Keywords: Impressão Tridimensional, Cardiopatias Congênitas, Cuidados Pré-Operatórios, Medicina de Precisão
Resumo
Fundamento
As cardiopatias congênitas (CCs) impõem um desafio importante ao tratamento cirúrgico devido à complexidade da anatomia cardíaca. A impressão em 3D surgiu como uma ferramenta promissora no planejamento perioperatório, no direcionamento intraoperatório, e na educação médica em cirurgia de CC.
Objetivo
Avaliar sistematicamente a literatura sobre o uso e os benefícios da tecnologia de impressão em 3D nas intervenções cirúrgicas de CCs.
Métodos
Realizou-se uma busca sistemática nas bases de dados PubMed e EMBASE por estudos publicados até fevereiro de 2024. Incluímos estudos controlados e não controlados investigando o papel da impressão em 3D em cirurgias em pacientes com CCs. Conduzimos uma metanálise de braço único estimando a proporção de mudança no planejamento do tratamento devido ao uso de modelos impressos em 3D. Além disso, estudos que compararam o uso de impressão em 3D com tratamento convencional foram incluídos na metanálise. Um valor de p<0,05 foi considerado estatisticamente significativo.
Resultados
Um total de 21 estudos preencheram os critérios de inclusão, incluindo 444 pacientes submetidos a cirurgias de CCs com auxílio da impressão em 3D. O planejamento pré-operatório com ajuda de modelos 3D levou a mudança de decisões cirúrgicas em 35 dos 75 casos (51,8%; IC95% 26,6-77,0%, I2=80,68%, p=0,001) e redução no tempo total da cirurgia em 22,25 minutos a favor da impressão e 3D (IC95% - 49,95; 5,80 min; I2=0%; p=0,817), mas sem significância estatística. Embora em uma amostra menor, outros desfechos (ventilação mecânica e tempo na unidade de terapia intensiva) demonstraram algum benefício da tecnologia mas sem significância estatística.
Conclusões
Ao fornecer modelos anatômicos personalizados, a impressão em 3D pode facilitar o planejamento e a execução da cirurgia. Mais estudos são necessários para investigar os efeitos da impressão em 3D na redução nos tempos da intervenção, de internação e de ventilação mecânica.
Introdução
As anomalias cardíacas são as malformações congênitas mais comuns em nascidos vivos no mundo. No Brasil, estima-se que aproximadamente 25 757 novos casos ocorram por ano, e a região sudeste apresenta a maior prevalência, com 10 novos casos/1000 nascidos vivos. No entanto, este número pode ser ainda maior devido à subnotificação dos casos de doença cardíaca congênita.1,2
Em muitas cardiopatias congênitas (CCs), é necessária uma análise abrangente para o diagnóstico e o tratamento corretos, uma vez que elas podem combinar defeitos, aumentando a complexidade de cada caso. Tal fato requer um tratamento individualizado e multidisciplinar, dependendo da sua complexidade. Para planejar uma intervenção, é necessário examinar meticulosamente a anatomia das estruturas. Uma metanálise demonstrou que o modelo tridimensional (3D) de uma CC apresentou um desvio padrão de 0,04 mm, IC (-0,16; 0,23) em comparação a imagens médicas digitais.3 Portanto, a modelagem e a impressão de modelos 3D de imagens médicas podem fornecer uma visualização auxiliar da anomalia específica.

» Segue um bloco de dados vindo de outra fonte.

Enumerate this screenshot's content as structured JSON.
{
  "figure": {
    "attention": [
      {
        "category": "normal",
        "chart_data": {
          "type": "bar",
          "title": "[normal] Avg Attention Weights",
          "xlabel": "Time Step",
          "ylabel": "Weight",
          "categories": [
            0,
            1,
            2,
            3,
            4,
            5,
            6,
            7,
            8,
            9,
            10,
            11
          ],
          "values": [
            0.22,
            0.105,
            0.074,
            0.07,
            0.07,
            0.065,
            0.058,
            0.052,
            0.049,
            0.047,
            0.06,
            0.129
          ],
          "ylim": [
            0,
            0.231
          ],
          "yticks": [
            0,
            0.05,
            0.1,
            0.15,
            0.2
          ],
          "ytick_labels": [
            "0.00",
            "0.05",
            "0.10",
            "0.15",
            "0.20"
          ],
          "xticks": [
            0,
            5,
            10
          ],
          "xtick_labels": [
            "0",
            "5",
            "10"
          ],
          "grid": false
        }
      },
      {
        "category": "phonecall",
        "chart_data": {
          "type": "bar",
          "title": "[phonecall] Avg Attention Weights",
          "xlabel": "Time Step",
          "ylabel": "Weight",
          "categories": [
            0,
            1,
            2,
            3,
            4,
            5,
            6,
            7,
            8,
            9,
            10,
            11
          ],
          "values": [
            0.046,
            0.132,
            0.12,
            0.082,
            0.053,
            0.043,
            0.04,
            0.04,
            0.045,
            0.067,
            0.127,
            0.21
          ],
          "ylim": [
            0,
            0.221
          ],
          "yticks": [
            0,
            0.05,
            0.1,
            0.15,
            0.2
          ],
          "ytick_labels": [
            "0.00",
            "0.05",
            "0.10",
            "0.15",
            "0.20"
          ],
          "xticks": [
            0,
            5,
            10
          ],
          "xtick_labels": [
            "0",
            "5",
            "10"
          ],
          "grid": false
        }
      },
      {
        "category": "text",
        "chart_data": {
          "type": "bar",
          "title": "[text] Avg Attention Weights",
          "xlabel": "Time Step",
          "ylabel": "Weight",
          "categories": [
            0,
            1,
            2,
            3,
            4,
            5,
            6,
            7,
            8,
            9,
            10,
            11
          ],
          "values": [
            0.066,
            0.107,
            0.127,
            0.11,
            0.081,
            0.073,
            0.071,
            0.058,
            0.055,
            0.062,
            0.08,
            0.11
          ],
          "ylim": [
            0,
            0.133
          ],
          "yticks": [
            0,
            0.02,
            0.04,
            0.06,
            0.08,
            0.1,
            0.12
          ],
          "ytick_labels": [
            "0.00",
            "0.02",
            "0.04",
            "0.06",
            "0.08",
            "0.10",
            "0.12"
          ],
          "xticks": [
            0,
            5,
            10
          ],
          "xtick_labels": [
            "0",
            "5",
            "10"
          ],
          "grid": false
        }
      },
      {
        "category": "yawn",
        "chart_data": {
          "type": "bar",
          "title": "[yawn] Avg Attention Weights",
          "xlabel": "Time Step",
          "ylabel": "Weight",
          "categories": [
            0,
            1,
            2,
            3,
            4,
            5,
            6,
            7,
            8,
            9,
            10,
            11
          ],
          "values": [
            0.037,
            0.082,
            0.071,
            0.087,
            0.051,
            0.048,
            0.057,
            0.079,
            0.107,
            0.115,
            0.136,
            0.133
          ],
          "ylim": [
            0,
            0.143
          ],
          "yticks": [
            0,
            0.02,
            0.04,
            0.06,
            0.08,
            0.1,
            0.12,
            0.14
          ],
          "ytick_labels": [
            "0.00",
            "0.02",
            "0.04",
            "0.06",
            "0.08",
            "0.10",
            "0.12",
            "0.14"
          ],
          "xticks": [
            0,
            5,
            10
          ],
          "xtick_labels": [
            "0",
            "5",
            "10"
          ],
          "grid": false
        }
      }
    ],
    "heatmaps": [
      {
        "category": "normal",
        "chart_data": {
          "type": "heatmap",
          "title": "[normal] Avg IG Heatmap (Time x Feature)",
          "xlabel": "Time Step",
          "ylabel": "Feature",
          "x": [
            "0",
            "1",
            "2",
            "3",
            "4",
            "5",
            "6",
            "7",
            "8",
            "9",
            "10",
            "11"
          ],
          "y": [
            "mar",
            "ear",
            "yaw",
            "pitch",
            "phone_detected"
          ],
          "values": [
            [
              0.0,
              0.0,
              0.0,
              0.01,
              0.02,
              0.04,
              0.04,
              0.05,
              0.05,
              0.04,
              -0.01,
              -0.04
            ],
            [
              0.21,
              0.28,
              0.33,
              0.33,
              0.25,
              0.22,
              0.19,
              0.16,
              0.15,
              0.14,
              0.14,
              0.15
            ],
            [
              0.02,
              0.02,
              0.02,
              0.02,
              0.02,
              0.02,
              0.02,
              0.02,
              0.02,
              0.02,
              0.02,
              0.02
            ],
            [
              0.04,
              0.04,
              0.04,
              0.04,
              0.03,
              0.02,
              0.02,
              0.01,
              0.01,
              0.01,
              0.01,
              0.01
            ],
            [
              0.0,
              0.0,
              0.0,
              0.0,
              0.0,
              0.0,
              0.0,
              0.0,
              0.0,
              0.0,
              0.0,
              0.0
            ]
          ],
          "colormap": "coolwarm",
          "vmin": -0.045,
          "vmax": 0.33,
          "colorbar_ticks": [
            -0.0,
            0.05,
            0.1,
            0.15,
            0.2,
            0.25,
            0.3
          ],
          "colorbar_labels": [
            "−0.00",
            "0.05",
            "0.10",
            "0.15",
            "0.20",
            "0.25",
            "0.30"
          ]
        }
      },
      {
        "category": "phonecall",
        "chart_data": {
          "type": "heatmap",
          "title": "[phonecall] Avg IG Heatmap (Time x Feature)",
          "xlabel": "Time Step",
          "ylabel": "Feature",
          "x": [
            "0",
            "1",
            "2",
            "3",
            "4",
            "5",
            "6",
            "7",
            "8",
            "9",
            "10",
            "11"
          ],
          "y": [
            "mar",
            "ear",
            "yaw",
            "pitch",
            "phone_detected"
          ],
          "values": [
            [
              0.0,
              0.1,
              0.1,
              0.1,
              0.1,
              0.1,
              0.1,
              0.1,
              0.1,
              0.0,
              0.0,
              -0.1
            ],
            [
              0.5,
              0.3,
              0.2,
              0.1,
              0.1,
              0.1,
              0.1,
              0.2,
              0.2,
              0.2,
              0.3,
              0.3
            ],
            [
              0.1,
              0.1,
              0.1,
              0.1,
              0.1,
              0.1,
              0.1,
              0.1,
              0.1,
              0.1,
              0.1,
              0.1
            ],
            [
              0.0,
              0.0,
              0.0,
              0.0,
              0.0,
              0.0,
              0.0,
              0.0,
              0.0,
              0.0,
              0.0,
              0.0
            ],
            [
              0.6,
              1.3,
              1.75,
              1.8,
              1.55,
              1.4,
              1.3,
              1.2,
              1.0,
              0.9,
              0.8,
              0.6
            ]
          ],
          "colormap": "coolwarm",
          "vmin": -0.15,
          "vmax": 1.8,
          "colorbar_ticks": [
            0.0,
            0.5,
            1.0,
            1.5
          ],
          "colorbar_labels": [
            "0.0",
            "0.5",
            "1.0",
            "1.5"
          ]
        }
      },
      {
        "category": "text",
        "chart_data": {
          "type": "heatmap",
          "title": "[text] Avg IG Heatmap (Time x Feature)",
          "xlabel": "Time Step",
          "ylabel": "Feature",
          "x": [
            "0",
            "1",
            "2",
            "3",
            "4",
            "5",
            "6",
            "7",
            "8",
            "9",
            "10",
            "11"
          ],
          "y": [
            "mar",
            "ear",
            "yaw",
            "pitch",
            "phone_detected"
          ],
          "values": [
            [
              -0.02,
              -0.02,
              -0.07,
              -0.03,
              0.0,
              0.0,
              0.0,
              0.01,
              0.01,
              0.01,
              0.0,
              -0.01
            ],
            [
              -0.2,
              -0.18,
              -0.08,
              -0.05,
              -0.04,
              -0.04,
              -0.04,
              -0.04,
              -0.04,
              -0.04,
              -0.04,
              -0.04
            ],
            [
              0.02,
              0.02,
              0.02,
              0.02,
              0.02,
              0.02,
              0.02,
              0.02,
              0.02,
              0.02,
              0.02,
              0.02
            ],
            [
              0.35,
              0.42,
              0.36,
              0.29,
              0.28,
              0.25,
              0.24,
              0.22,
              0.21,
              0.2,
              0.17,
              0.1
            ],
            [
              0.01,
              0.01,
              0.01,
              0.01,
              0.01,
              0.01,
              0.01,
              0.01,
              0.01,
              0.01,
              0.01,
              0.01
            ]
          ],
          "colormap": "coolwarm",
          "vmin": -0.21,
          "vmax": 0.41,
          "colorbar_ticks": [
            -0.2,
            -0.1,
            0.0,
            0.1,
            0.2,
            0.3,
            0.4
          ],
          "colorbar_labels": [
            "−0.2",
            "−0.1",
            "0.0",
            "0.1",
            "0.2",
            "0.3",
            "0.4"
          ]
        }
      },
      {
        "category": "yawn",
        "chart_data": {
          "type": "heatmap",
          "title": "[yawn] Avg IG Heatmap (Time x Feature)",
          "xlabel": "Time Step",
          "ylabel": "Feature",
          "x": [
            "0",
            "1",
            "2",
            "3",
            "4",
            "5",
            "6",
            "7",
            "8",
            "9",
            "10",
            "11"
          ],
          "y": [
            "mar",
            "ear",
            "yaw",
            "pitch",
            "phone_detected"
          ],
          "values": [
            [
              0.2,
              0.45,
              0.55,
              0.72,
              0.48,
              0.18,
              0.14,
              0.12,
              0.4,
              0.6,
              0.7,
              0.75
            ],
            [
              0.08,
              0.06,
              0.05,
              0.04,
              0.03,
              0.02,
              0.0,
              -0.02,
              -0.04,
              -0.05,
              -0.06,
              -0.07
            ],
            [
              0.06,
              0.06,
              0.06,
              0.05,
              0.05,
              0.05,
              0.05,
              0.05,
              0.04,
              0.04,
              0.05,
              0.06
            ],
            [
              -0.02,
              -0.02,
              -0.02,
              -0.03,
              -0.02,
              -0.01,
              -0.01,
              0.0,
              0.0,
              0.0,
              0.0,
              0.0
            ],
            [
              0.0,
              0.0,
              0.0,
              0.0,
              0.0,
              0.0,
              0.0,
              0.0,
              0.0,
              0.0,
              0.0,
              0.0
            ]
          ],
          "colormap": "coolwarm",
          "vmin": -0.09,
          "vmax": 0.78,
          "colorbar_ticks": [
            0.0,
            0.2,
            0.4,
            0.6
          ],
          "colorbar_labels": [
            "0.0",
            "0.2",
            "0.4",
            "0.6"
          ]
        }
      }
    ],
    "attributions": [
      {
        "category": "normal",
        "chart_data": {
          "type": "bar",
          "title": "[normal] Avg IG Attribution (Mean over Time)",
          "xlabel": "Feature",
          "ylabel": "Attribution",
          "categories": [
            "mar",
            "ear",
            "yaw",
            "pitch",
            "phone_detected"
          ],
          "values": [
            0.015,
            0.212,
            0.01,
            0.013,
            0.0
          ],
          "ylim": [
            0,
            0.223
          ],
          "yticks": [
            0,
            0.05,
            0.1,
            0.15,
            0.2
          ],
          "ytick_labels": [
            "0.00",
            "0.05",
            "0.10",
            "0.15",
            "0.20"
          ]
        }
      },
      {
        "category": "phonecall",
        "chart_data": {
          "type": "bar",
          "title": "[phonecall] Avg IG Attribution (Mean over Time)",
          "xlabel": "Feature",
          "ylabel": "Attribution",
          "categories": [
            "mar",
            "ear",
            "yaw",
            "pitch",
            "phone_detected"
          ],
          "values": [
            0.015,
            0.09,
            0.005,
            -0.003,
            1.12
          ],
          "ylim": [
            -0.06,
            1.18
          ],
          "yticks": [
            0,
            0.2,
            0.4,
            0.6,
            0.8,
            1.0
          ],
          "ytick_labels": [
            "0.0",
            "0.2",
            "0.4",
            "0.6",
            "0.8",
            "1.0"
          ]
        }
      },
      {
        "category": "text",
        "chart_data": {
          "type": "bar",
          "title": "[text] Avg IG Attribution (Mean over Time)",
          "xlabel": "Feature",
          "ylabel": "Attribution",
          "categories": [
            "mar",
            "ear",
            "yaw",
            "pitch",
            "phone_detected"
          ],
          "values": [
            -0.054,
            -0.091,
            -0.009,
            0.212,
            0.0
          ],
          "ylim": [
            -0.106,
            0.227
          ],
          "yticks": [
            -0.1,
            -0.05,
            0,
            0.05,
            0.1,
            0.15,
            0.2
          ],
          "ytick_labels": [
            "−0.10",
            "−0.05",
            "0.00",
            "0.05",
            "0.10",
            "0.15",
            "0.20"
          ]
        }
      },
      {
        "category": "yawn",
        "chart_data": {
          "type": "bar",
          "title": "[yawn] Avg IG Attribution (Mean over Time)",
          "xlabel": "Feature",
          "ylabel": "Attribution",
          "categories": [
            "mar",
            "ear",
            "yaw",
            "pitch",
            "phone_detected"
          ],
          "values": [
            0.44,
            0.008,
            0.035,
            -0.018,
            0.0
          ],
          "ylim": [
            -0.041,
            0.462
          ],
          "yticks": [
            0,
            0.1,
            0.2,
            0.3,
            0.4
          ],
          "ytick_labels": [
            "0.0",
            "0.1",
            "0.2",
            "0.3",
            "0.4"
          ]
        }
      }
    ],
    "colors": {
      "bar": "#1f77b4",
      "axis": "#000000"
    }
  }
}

Modelos 3D de qualquer condição médica são possíveis por exames de imagens. A tomografia computadorizada (TC) e a ressonância magnética (RM) são as técnicas mais confiáveis para obtenção de dados para a construção de modelos anatômicos. Antes da impressão, as imagens precisam ser transformadas em um modelo digital e divididas em camadas finas para serem reconstruídas em uma impressora 3D, formando a peça final. Nos últimos anos, a impressão 3D surgiu como uma tecnologia proeminente no campo da medicina, oferecendo aplicações versáteis. Sua utilização varia desde o planejamento cirúrgico, fins educacionais, até estratégias de comunicação efetiva. A natureza multifacetada da impressão 3D promoveu um avanço significativo nas práticas clínicas, permitindo maior precisão e eficiência, e melhores desfechos.4
Apesar do potencial promissor da tecnologia da impressão 3D em melhorar o planejamento e a execução de cirurgias cardíacas, particularmente em pacientes com CCs, existe uma clara ausência de dados robustos nessa área. Essa falta de dados abrangentes e de alta qualidade limita nosso entendimento da real aplicabilidade e do verdadeiro impacto da impressão 3D nesse contexto. Enquanto estudos preliminares e supostas evidências sugerem que modelos cardíacos construídos por impressão 3D poderiam fornecer melhores insights no pré-operatório e possivelmente melhorar os desfechos cirúrgicos, a necessidade de uma pesquisa sistemática, em grande escala, é evidente. Esses estudos ajudariam a quantificar os benefícios, otimizar o uso dessa tecnologia, e validar sua eficácia e custo-efetividade no âmbito clínico. Até lá, o potencial máximo da impressão 3D no planejamento de cirurgias cardíacas continua pouco explorado e subutilizado. Dada a emergência no ambiente médico, algumas pesquisas sistemáticas avaliaram o impacto da impressão 3D nas condições cardiovasculares.3-6 No entanto, nenhuma delas teve como foco a CC ou a intervenção cirúrgica. Nesse sentido, este estudo tem como objetivo avaliar e analisar as aplicações atuais da impressão 3D nas intervenções cirúrgicas nas CCs.
Métodos
Fonte de dados e estratégia de busca
Uma busca sistemática da literatura foi conduzida nos bancos de dados eletrônicos incluindo PubMed e Embase. A estratégia de busca usou uma combinação de palavras e termos relacionados à impressão 3D, CCs, cirurgia e intervenções. Operadores booleanos e filtros de busca foram aplicados para assegurar uma cobertura abrangente da literatura relevante. A busca bibliográfica foi conduzida em fevereiro de 2024, contendo todas as palavras publicadas até aquela data. A estratégia completa da pesquisa bibliográfica encontra-se no Apêndice 1. Além disso, realizou-se uma busca manual de listas de referências para identificar outros estudos que possam não ter sido identificados nas buscas eletrônicas.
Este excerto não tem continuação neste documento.